The U.S. imposition of abnormally high tariffs on China seriously violates international and economic trade rules, basic economic laws and common sense and is completely unilateral bullying and coercion,” the ministry stated.

The escalation comes on the heels of Washington’s decision to impose higher tariffs on Chinese imports, further impacting relations. With the White House’s relentless pressure, Beijing has responded with sharp measures, raising tariffs on U.S. goods to 125%, up from an earlier 84%

This is a direct consequence of President Donald Trump’s executive order, which increased the duties on Chinese imports.

While the United States has confirmed its tariffs now stand at 145%, China’s response has been equally firm, leaving little room for diplomatic reconciliation. 

In a pointed message, China’s Finance Ministry added that the U.S. tariffs have created a scenario where “there is no longer a market for U.S. goods imported into China.” They went on to express their intent to continue pushing back with further measures, if necessary, to protect their economic interests.

Zhiwei Zhang, president and chief economist at Pinpoint Asset Management, commented that the current standoff signals an end to the escalation of tariff rates. According to him, the next logical step would be an assessment of the economic damage inflicted on both the U.S. and Chinese economies, though there’s little indication that negotiations are forthcoming. 
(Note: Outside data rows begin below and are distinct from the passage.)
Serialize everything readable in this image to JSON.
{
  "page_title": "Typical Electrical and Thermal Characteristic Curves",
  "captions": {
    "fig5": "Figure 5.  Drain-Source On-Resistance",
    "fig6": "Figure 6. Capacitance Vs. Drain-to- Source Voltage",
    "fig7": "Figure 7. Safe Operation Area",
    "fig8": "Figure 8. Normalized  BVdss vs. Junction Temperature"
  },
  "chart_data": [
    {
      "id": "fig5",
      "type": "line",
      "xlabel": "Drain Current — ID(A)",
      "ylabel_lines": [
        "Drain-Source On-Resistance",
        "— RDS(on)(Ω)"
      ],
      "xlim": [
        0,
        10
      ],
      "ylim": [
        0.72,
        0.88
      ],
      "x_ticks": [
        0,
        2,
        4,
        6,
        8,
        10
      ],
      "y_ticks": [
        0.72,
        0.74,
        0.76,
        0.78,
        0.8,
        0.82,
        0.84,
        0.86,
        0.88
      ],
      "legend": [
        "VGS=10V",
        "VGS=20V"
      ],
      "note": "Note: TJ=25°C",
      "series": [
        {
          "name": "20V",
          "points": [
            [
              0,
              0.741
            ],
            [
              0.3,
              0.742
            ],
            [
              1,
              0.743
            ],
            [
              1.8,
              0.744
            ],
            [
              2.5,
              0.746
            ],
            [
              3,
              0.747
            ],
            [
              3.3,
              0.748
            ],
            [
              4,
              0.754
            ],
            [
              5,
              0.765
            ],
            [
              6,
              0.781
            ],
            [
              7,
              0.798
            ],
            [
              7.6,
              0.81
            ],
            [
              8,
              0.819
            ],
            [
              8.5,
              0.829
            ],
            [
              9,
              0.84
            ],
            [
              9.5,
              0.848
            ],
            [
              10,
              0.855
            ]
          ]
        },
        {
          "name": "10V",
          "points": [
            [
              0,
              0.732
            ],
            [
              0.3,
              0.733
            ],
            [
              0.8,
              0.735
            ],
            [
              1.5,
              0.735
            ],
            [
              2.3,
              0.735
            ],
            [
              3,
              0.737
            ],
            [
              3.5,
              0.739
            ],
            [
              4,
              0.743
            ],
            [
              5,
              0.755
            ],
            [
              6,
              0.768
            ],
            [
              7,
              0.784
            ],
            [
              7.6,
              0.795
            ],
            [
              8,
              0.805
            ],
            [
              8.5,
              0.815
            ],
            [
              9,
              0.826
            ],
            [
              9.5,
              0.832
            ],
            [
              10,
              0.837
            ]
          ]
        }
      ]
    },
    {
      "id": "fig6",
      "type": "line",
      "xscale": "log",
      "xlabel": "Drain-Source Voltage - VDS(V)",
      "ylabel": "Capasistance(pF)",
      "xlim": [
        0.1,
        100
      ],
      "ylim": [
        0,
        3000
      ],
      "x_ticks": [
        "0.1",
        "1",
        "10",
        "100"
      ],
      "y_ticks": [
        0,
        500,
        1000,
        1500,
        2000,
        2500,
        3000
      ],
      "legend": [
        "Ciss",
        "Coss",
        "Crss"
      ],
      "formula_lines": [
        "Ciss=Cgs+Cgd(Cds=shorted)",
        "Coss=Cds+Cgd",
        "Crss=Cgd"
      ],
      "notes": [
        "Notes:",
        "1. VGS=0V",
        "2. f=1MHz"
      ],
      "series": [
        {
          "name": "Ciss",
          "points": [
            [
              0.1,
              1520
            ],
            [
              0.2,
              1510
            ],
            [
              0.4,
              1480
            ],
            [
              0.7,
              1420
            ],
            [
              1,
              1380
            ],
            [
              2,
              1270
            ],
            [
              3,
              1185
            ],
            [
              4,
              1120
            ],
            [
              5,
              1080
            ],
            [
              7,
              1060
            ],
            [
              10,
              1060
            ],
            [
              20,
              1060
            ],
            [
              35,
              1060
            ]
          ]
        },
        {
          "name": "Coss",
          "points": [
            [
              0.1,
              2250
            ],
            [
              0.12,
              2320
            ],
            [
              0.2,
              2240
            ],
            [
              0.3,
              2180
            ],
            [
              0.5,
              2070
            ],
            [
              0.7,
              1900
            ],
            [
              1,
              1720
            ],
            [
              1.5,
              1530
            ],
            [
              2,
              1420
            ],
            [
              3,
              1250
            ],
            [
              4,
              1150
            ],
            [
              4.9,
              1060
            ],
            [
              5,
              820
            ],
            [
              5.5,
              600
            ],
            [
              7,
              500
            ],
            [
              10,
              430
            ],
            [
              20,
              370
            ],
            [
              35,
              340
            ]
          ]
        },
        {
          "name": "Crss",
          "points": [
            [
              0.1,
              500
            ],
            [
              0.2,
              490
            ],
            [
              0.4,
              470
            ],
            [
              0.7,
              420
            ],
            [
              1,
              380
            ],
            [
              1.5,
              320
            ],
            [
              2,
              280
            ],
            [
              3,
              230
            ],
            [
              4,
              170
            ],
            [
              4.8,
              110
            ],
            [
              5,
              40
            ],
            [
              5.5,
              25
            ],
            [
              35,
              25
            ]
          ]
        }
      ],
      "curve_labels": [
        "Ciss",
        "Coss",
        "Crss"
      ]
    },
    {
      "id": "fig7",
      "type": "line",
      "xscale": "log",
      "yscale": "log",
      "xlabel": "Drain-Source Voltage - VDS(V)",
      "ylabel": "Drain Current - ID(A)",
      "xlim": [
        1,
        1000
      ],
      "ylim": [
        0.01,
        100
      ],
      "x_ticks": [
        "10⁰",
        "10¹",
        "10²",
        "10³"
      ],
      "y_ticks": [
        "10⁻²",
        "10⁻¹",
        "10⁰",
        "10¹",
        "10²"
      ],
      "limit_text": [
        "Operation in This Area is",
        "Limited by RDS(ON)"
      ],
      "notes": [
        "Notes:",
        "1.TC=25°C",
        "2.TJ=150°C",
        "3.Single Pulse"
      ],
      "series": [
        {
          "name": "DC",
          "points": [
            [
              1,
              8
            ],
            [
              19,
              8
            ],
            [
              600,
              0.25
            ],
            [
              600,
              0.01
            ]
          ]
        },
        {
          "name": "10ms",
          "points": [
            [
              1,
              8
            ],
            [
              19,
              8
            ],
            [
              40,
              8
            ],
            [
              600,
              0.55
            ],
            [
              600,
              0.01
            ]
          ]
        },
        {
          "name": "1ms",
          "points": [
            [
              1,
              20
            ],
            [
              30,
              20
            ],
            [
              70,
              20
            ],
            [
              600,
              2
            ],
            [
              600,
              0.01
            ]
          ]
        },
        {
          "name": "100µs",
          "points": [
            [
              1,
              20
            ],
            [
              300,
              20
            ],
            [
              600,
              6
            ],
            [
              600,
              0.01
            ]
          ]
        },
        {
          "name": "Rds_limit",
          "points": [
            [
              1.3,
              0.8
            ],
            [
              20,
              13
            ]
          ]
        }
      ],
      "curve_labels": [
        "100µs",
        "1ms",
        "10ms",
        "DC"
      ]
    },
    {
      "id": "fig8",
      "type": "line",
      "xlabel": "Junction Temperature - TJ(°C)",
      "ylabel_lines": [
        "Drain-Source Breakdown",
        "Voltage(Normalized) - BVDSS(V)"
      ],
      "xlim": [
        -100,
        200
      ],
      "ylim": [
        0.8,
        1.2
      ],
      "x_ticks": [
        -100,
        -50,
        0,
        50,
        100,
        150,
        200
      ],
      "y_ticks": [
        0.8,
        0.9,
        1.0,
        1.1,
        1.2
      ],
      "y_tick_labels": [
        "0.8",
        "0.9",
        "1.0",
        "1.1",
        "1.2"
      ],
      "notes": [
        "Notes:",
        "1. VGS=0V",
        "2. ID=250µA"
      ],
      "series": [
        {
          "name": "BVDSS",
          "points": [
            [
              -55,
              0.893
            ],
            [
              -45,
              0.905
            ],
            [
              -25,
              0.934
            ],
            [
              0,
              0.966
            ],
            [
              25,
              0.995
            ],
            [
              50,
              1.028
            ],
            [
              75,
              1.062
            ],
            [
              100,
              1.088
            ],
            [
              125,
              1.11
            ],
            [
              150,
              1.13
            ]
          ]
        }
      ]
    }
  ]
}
Zhang suggested that the real fallout from these trade tensions may be felt in the disruption of global supply chains, which could have long-lasting consequences.

Despite the confrontations, China has refrained from expanding its export control measures, choosing instead to maintain a level of restraint that could leave the door open for future talks. However, the Chinese government has been clear in its stand: if the U.S. continues to press on with tariffs, China will “resolutely counter-attack and fight to the end.”

On the other side of the issue, U.S. Treasury Secretary Scott Bessent has dismissed China’s position, claiming that Beijing’s reluctance to negotiate is a mistake. “It’s unfortunate that the Chinese actually don’t want to come and negotiate, because they are the worst offenders in the international trading system,” Bessent said, adding that the U.S. has long borne the brunt of China’s economic imbalances.

The economic toll on both nations is beginning to show. Goldman Sachs recently downgraded its forecast for China’s GDP, pointing to the impact of trade tensions and slower global growth. 

Though U.S. exports to China account for a small portion of its GDP, the indirect effects of the trade war are being felt, particularly in employment. Around 10 to 20 million Chinese workers are directly involved in industries dependent on exports to the U.S.

Meanwhile, in a meeting with Spanish Prime Minister Pedro Sánchez, Chinese President Xi Jinping made a pointed comment, acknowledging the harm caused by the escalating tariff war. “There is no winner in a tariff war, and going against the world will only isolate itself,” Xi said, stressing the global ramifications of the ongoing conflict.

While some may have hoped for a shift in strategy, it seems that both Beijing and Washington are committed to their respective courses.

With the U.S. market issues, with the S&P 500 in bear territory and oil prices plummeting, the pressure climbs on businesses and consumers who are now caught in the crossfire of this trade war.